HABERMAX. Eski CHP İstanbul Milletvekili Gürsel Tekin, Türkiye’deki icra ve iflas dosyalarına ilişkin dikkat çeken bir açıklama yaptı. Tekin, 2021-2025 yılları arasında Türkiye’deki icra ve iflas dosya sayısının yüzde 51 oranında arttığını belirtti. İcra dairelerinde ve iflas dairelerinde açılan dosyaların her geçen yıl arttığına dikkat çeken Tekin, bu durumun Türkiye ekonomisindeki mevcut sıkıntıların bir göstergesi olduğunu vurguladı.

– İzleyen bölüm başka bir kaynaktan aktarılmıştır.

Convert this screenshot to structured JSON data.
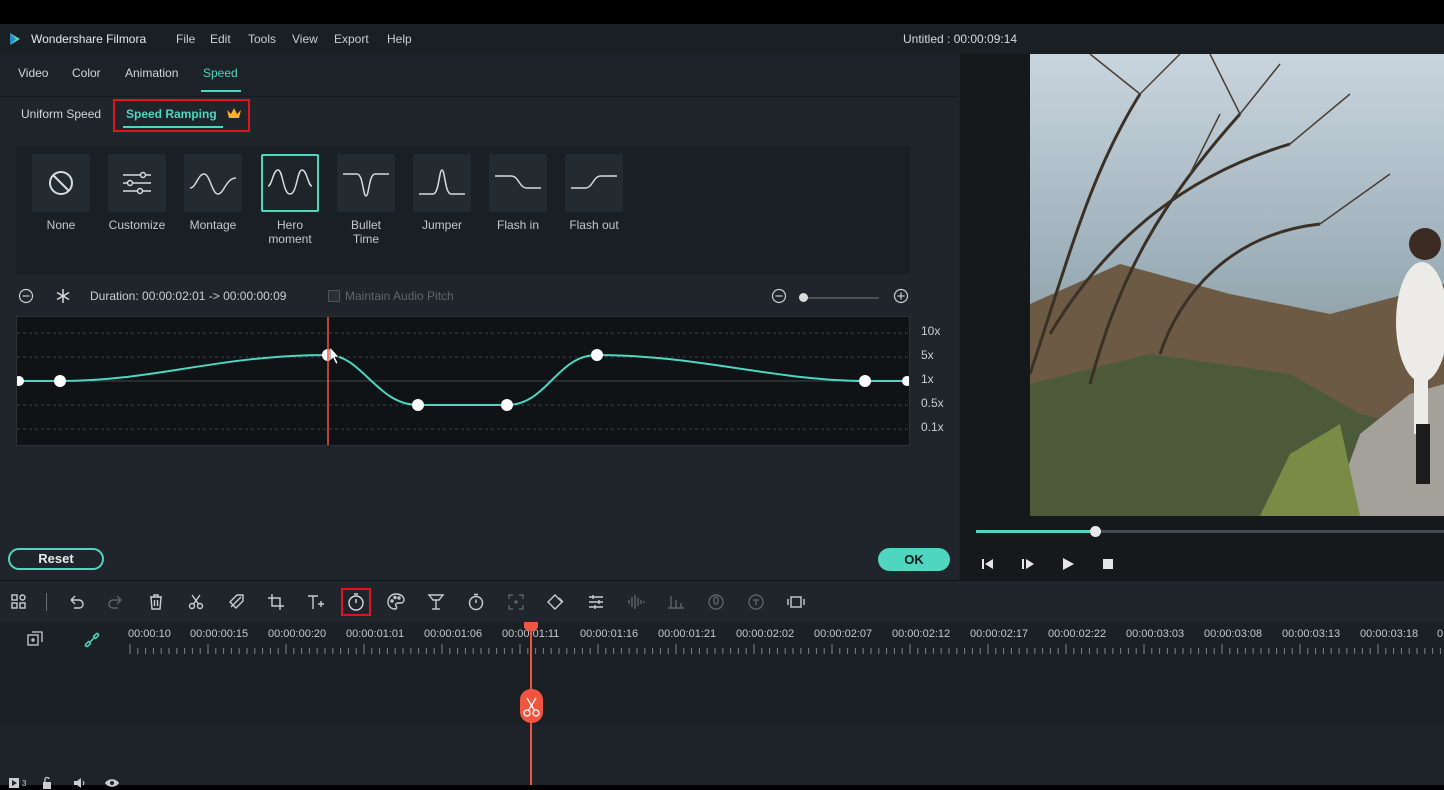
{
  "app": {
    "name": "Wondershare Filmora",
    "project_title": "Untitled : 00:00:09:14"
  },
  "menu": [
    "File",
    "Edit",
    "Tools",
    "View",
    "Export",
    "Help"
  ],
  "tabs": [
    "Video",
    "Color",
    "Animation",
    "Speed"
  ],
  "active_tab": "Speed",
  "subtabs": {
    "uniform": "Uniform Speed",
    "ramping": "Speed Ramping"
  },
  "presets": [
    {
      "label": "None",
      "icon": "no-entry-icon"
    },
    {
      "label": "Customize",
      "icon": "sliders-icon"
    },
    {
      "label": "Montage",
      "icon": "montage-curve-icon"
    },
    {
      "label": "Hero moment",
      "icon": "hero-moment-curve-icon",
      "selected": true
    },
    {
      "label": "Bullet Time",
      "icon": "bullet-time-curve-icon"
    },
    {
      "label": "Jumper",
      "icon": "jumper-curve-icon"
    },
    {
      "label": "Flash in",
      "icon": "flash-in-curve-icon"
    },
    {
      "label": "Flash out",
      "icon": "flash-out-curve-icon"
    }
  ],
  "duration": "Duration:  00:00:02:01 -> 00:00:00:09",
  "maintain_pitch": "Maintain Audio Pitch",
  "speed_levels": [
    "10x",
    "5x",
    "1x",
    "0.5x",
    "0.1x"
  ],
  "buttons": {
    "reset": "Reset",
    "ok": "OK"
  },
  "timeline": {
    "timecodes": [
      "00:00:10",
      "00:00:00:15",
      "00:00:00:20",
      "00:00:01:01",
      "00:00:01:06",
      "00:00:01:11",
      "00:00:01:16",
      "00:00:01:21",
      "00:00:02:02",
      "00:00:02:07",
      "00:00:02:12",
      "00:00:02:17",
      "00:00:02:22",
      "00:00:03:03",
      "00:00:03:08",
      "00:00:03:13",
      "00:00:03:18",
      "0"
    ],
    "track_number": "3"
  },
  "colors": {
    "accent": "#4ed6c0",
    "highlight": "#e0141e",
    "playhead": "#f2553f"
  }
}
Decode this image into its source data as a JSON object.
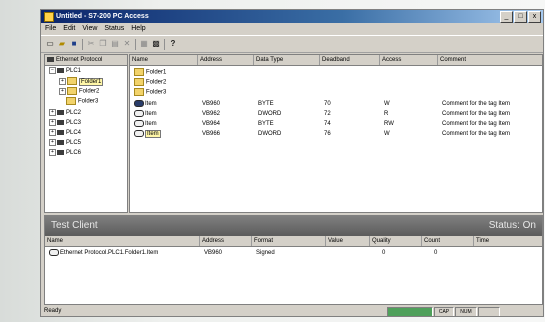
{
  "window": {
    "title": "Untitled - S7-200 PC Access",
    "minimize": "_",
    "maximize": "□",
    "close": "x"
  },
  "menu": [
    "File",
    "Edit",
    "View",
    "Status",
    "Help"
  ],
  "toolbar": {
    "icons": [
      "new-icon",
      "open-icon",
      "save-icon",
      "cut-icon",
      "copy-icon",
      "paste-icon",
      "delete-icon",
      "properties-icon",
      "monitor-icon",
      "help-icon"
    ]
  },
  "tree": {
    "root": "Ethernet Protocol",
    "plc1": "PLC1",
    "folders": [
      "Folder1",
      "Folder2",
      "Folder3"
    ],
    "plcs": [
      "PLC2",
      "PLC3",
      "PLC4",
      "PLC5",
      "PLC6"
    ]
  },
  "list": {
    "headers": [
      "Name",
      "Address",
      "Data Type",
      "Deadband",
      "Access",
      "Comment"
    ],
    "folders": [
      "Folder1",
      "Folder2",
      "Folder3"
    ],
    "items": [
      {
        "name": "Item",
        "address": "VB960",
        "type": "BYTE",
        "deadband": "70",
        "access": "W",
        "comment": "Comment for the tag Item"
      },
      {
        "name": "Item",
        "address": "VB962",
        "type": "DWORD",
        "deadband": "72",
        "access": "R",
        "comment": "Comment for the tag Item"
      },
      {
        "name": "Item",
        "address": "VB964",
        "type": "BYTE",
        "deadband": "74",
        "access": "RW",
        "comment": "Comment for the tag Item"
      },
      {
        "name": "Item",
        "address": "VB966",
        "type": "DWORD",
        "deadband": "76",
        "access": "W",
        "comment": "Comment for the tag Item"
      }
    ]
  },
  "test_client": {
    "title": "Test Client",
    "status": "Status: On",
    "headers": [
      "Name",
      "Address",
      "Format",
      "Value",
      "Quality",
      "Count",
      "Time"
    ],
    "rows": [
      {
        "name": "Ethernet Protocol.PLC1.Folder1.Item",
        "address": "VB960",
        "format": "Signed",
        "value": "",
        "quality": "0",
        "count": "0",
        "time": ""
      }
    ]
  },
  "status": {
    "ready": "Ready",
    "cap": "CAP",
    "num": "NUM"
  },
  "colors": {
    "titlebar": "#0a246a",
    "selection": "#fff7a8",
    "folder": "#f2d36b",
    "chrome": "#d4d0c8"
  }
}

Dosya Sayısı Artış Gösterdi
2021 yılında Türkiye genelindeki icra ve iflas dosya sayısı 32 milyon 169 bin olarak kaydedilmişti. Ancak, son iki yıl içinde bu sayı hızla artarak 2023 yılında 38 milyon 969 bine ulaşmış. 2025 yılı itibariyle ise bu rakamın 41 milyon 744 bine çıkması bekleniyor. Bu durum, 2021-2025 döneminde dosya sayısında yüzde 51 oranında bir artış yaşandığını gösteriyor. Tekin, bu rakamların Türkiye’deki borçluluk oranının ve finansal sıkıntıların arttığının açık bir göstergesi olduğunu belirtti.

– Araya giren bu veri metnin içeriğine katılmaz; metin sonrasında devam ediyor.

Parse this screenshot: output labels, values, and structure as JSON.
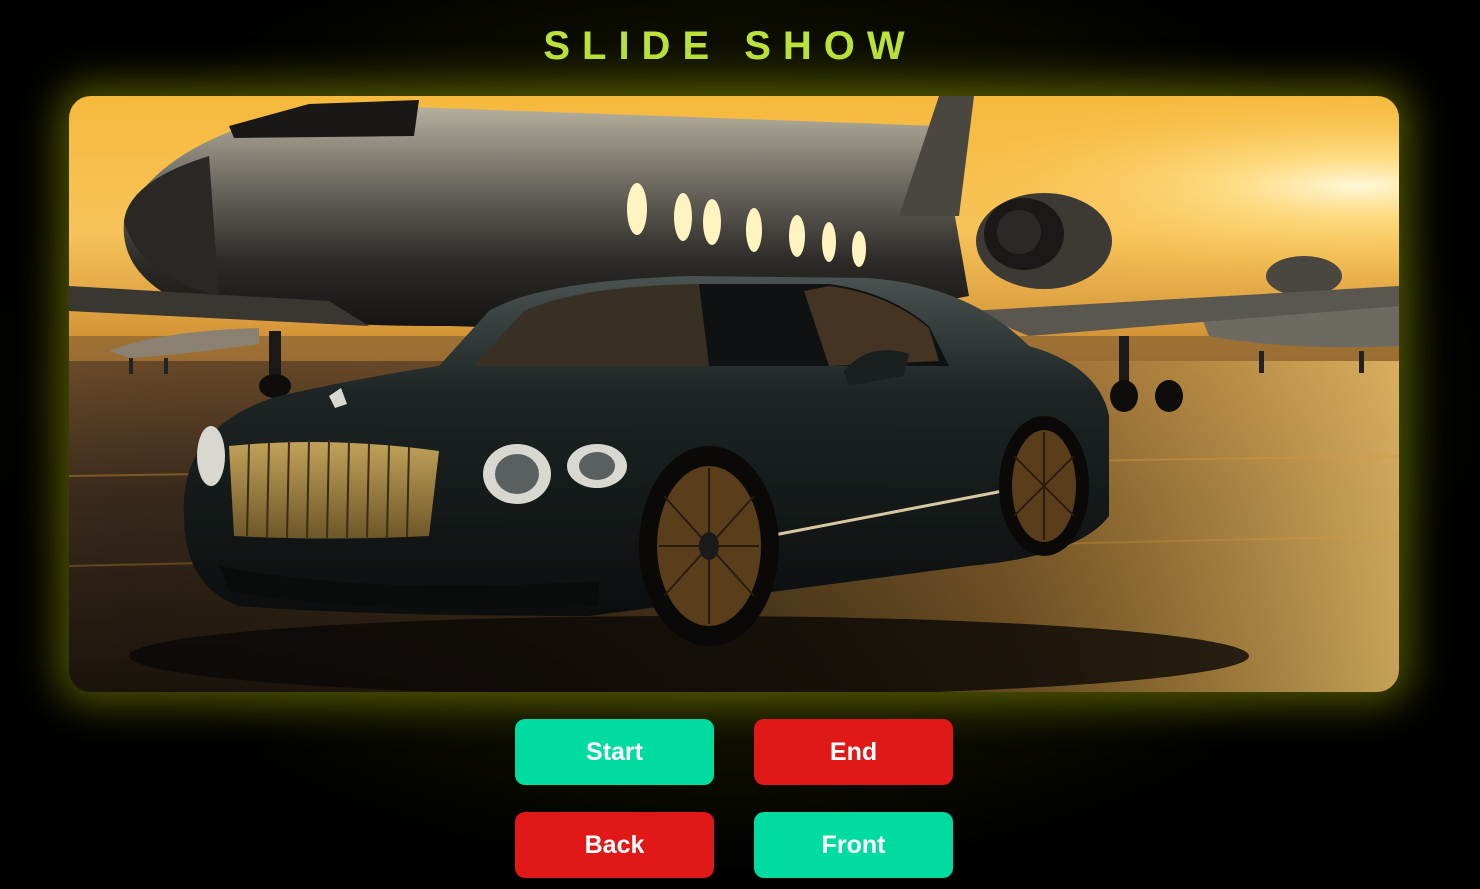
{
  "header": {
    "title": "SLIDE SHOW",
    "title_color": "#bbe33a"
  },
  "slide": {
    "image_icon": "car-and-jet-photo"
  },
  "controls": {
    "start_label": "Start",
    "end_label": "End",
    "back_label": "Back",
    "front_label": "Front"
  },
  "colors": {
    "background": "#000000",
    "glow": "#8c9600",
    "green_button": "#00dba0",
    "red_button": "#e01818",
    "button_text": "#ffffff"
  }
}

Ekonomik Sıkıntılar Derinleşiyor
Tekin, yaptığı açıklamada, bu artışın ekonomik sıkıntıların derinleştiğini ve borçlu birey sayısının arttığını gösterdiğini ifade etti. Özellikle son yıllarda artan enflasyon, yüksek faiz oranları ve işsizlik gibi ekonomik faktörlerin, vatandaşların borçlarını ödemekte zorlanmalarına yol açtığını belirtti. Gürsel Tekin, “Bu dosya sayısındaki artış, Türkiye’deki borçlu vatandaşların sayısının giderek daha da arttığını, birçok ailenin geçim sıkıntısı çektiğini gözler önüne seriyor” dedi.
İcra ve İflas Dairelerinin Yükü Artıyor
İcra ve iflas dairelerindeki iş yükünün arttığını belirten Tekin, bu durumun yargı sistemindeki tıkanıklıklara da yol açabileceğini dile getirdi. Dosya sayısındaki artışla birlikte icra dairelerinin daha yoğun çalışmak zorunda kalması, çözülmeyen davaların sayısının artmasına ve yargı sürecinde gecikmelere neden olabilir. Tekin, “Adaletin sağlanabilmesi ve borçluların haklarının korunabilmesi için adalet sisteminin yükünü hafifletecek düzenlemeler yapılması gerekiyor” şeklinde konuştu.
İçinde Bulunduğumuz Durum
Türkiye’nin içinde bulunduğu ekonomik zorlukların, vatandaşların sadece günlük yaşamlarını değil, finansal geleceklerini de olumsuz etkilediği gözlemleniyor. Yüksek enflasyon, artan borçlanma ve ödeme güçlükleri, ev sahipliği yapan icra ve iflas davalarının sayısının artmasına yol açtı. 2021-2025 yılları arasında icra ve iflas dosyalarındaki artış, Türkiye’de gelir eşitsizliğinin ve ekonomik adaletsizliğin daha da derinleştiğine dair güçlü bir işaret olarak yorumlanabilir.
Gelecekte Ne Olacak?
Eğer mevcut ekonomik koşullar devam ederse, önümüzdeki yıllarda icra ve iflas dosyalarının sayısının daha da artması bekleniyor. Tekin, borçluların mağduriyetlerinin önlenmesi ve ülke ekonomisinin toparlanabilmesi için hükümetin ekonomiye yönelik daha etkili reformlar yapması gerektiğini ifade etti. Borç yapılandırma ve ödeme planları gibi uygulamalar, vatandaşların üzerindeki finansal baskıyı azaltabilir ve icra dosyalarının sayısını düşürebilir.
Türkiye’de yaşanan bu durum, ekonominin düzelmesi için yapılacak politikaların önemini bir kez daha gözler önüne seriyor. Uzmanlar, bu sorunların üstesinden gelebilmek için ekonomik yapısal reformların yanı sıra, vatandaşların finansal okuryazarlık seviyelerinin artırılması gerektiğini belirtiyor.